Marketing research firm IHS iSuppli this week announced that its research shows smartphone shipments rising much faster than previously predicted. According to its figures, iSuppli predicts that smartphone shipments will constitute 54% of the cell phone market next year. The firm has readjusted its outlook to also predict that more than one-third of cell phone shipments in 2016 will be smartphones.
“This represents a major upgrade for the outlook compared to a year ago, when smartphones weren’t expected to take the lead until 2015,” said Wayne Lam, senior analyst for wireless communications at IHS. “Over the past 12 months, smartphones have fallen in price, and a wider variety of models have become available, spurring sales of both low-end smartphones in regions like Asia-Pacific, as well as midrange to high-end phones in the United States and Europe. The solid expansion in both shipments and market share this year of smartphones will make them the leading type of mobile phone for the first time, and shipment growth in the double digits will continue for the next few years.”
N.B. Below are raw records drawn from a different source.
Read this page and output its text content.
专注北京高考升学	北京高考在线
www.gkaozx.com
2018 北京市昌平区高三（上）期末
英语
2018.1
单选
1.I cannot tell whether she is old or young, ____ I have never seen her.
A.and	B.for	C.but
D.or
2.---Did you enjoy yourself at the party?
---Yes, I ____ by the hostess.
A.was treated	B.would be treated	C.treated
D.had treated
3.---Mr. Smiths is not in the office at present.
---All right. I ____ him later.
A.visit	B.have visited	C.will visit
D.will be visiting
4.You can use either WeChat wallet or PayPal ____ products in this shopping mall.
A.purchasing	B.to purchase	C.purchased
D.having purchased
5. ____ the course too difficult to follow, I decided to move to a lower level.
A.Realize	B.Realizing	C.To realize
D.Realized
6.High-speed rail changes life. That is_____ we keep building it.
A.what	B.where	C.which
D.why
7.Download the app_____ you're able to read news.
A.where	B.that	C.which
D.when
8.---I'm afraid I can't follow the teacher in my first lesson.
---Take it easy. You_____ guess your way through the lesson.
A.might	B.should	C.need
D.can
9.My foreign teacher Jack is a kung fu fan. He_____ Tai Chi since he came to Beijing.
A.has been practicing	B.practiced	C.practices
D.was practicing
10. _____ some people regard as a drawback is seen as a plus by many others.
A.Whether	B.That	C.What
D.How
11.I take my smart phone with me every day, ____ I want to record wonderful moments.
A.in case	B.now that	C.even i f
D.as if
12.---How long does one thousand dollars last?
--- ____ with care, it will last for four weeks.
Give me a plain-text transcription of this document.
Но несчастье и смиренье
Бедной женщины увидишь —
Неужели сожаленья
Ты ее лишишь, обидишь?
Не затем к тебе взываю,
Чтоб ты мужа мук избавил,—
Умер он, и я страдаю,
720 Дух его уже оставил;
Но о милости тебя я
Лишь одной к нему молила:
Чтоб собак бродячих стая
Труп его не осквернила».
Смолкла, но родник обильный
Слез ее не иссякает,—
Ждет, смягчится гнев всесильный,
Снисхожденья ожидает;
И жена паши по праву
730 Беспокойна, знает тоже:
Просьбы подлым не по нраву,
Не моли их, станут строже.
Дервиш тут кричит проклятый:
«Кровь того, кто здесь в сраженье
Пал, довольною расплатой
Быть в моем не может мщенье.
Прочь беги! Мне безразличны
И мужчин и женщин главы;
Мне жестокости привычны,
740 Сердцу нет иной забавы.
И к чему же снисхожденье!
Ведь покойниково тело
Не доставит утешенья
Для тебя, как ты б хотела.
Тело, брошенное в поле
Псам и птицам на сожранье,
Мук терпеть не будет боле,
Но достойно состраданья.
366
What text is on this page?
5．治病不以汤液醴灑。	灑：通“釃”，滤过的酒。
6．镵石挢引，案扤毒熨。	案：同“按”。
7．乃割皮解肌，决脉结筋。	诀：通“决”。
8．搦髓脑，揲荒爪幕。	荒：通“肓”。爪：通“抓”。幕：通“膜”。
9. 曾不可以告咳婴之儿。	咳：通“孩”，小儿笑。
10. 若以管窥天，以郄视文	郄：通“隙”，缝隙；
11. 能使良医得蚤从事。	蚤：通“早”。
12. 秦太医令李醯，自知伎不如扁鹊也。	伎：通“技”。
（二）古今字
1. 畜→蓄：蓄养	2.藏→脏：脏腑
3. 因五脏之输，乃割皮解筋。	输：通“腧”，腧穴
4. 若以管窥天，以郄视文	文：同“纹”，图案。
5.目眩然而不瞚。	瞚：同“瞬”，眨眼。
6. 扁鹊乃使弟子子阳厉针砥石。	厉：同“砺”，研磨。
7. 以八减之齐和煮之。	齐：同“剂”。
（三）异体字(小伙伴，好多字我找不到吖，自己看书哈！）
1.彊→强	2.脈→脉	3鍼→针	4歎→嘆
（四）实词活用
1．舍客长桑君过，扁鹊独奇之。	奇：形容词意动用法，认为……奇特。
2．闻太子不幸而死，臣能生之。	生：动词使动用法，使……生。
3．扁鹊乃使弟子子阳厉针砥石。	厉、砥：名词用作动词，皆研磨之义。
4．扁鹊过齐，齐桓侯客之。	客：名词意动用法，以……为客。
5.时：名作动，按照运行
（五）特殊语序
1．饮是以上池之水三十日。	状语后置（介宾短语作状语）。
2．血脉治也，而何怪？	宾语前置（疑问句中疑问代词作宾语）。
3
Part of the reason for this rapid acceleration in the proliferation of smartphones is the low-end smartphone market. Manufacturers have realized that, even subsidized, their high-end smartphones are expensive. This leaves a large segment of the cell phone-using population out of the smartphone market. Recently, however, those same manufacturers have realized that even cheaply made smartphones are still popular, especially in developing nations where they are even replacing feature phones in many cases.